Seemed like a simple request. One of our Apprentices was assigned the task of making it easier for MizBiz to water the flowers in front of the showroom. 

Aside from the riser being short, we all got a real kick out of the idea.


----------



## Shoot'N'Plumber (Apr 27, 2013)

Ida gone with a GROHE 6 head body sprayer for even distribution


----------



## Gargalaxy (Aug 14, 2013)

Cool but better don't show it to Mrs Gar. If I do it we know what's come in..... :thumbsup:


----------



## Phat Cat (Apr 1, 2009)

LOVE IT!!! 

BTW, do you have a storefront window???


----------



## plbgbiz (Aug 27, 2010)

Phat Cat said:


> LOVE IT!!! BTW, do you have a storefront window???


 yes.


----------



## Phat Cat (Apr 1, 2009)

If I had a storefront, I would definitely copy Radiant Plumbing's (Austin) famous toilet displays. You can see them on Facebook.

It's a great marketing tool in my opinion.


----------



## Shoot'N'Plumber (Apr 27, 2013)

Phat Cat said:


> If I had a storefront, I would definitely copy Radiant Plumbing's (Austin) famous toilet displays. You can see them on Facebook.
> 
> It's a great marketing tool in my opinion.
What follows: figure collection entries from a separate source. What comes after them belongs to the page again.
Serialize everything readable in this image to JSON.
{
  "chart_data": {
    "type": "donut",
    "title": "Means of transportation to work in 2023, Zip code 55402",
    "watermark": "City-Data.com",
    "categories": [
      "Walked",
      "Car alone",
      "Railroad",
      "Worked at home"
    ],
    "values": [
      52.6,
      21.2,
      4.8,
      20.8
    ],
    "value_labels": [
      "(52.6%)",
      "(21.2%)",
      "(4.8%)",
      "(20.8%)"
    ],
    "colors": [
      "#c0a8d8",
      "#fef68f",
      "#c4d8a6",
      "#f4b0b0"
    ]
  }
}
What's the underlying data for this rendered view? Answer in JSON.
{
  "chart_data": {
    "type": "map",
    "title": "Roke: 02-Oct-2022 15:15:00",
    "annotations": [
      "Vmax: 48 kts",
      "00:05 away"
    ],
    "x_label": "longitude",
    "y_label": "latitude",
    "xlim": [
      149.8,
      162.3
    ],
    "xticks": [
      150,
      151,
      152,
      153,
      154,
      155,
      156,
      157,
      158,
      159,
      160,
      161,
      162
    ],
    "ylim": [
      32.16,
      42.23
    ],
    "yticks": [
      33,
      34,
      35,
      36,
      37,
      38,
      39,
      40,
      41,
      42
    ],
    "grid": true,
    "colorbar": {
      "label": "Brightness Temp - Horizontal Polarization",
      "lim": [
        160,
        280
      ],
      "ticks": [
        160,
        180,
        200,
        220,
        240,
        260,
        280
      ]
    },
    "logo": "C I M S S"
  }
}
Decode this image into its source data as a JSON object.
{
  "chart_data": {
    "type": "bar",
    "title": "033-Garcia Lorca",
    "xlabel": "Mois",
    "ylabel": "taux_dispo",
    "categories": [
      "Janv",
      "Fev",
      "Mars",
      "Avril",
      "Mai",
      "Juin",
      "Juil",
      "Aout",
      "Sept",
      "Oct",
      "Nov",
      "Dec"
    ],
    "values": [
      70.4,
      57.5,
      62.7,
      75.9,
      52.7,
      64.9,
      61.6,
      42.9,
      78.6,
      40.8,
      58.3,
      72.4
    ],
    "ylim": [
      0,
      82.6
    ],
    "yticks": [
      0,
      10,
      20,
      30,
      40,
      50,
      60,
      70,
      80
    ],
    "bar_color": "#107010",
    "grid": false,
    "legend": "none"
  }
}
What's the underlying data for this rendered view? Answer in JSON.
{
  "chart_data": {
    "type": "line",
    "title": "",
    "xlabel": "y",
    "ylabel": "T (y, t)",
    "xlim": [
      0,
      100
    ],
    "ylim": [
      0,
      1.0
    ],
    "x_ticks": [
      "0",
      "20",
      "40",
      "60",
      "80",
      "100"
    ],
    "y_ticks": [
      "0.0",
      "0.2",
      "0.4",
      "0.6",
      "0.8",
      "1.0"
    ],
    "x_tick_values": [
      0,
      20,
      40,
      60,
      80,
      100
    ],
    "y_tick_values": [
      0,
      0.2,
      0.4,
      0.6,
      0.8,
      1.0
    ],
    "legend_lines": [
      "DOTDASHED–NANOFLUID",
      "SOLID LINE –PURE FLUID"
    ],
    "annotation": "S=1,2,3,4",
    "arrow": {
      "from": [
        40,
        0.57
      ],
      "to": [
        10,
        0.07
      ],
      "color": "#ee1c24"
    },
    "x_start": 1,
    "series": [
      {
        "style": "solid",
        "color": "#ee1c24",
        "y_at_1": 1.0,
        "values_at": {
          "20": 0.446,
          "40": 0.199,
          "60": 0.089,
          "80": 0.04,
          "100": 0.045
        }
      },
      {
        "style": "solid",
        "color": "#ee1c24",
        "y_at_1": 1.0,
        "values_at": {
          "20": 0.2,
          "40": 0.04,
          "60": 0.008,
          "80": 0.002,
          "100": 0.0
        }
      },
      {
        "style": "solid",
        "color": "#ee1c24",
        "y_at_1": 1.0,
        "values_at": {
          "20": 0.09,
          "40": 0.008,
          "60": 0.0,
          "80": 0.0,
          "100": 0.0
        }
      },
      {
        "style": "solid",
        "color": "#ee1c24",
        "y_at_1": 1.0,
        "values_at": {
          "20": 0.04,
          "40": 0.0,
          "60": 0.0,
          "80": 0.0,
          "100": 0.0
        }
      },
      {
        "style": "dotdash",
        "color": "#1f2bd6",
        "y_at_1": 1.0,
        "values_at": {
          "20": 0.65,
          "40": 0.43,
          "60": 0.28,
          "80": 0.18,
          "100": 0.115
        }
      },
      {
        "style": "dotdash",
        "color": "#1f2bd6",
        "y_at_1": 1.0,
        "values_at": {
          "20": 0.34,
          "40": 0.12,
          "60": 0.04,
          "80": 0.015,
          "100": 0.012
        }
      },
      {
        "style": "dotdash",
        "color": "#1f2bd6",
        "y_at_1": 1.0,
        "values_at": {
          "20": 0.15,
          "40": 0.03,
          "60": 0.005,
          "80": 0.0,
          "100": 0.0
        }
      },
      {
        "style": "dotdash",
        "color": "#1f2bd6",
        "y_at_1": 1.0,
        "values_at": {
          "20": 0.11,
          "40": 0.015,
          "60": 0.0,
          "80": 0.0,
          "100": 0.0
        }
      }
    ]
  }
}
Haha! That display is awesome!


----------



## Gargalaxy (Aug 14, 2013)

Mr. Biz that's so cool hahaha. Thanks phat cat for let us know :thumbsup:


----------



## plbgbiz (Aug 27, 2010)

Gargalaxy said:


> Cool but better don't show it to Mrs Gar. If I do it we know what's come in..... :thumbsup:


I am sending a photo and design specifications to Mz. Gar. :brows:


----------



## Gargalaxy (Aug 14, 2013)

plbgbiz said:


> I am sending a photo and design specifications to Mz. Gar. :brows:


That's not funny Mr. Biz, Mz Gar will make me start right away.....  and I don't need more garden or decoration for awhile :laughing:


----------



## plbgbiz (Aug 27, 2010)

Gargalaxy said:


> That's not funny Mr. Biz...


NOPE! I am relatively certain is IS funny. :laughing:


----------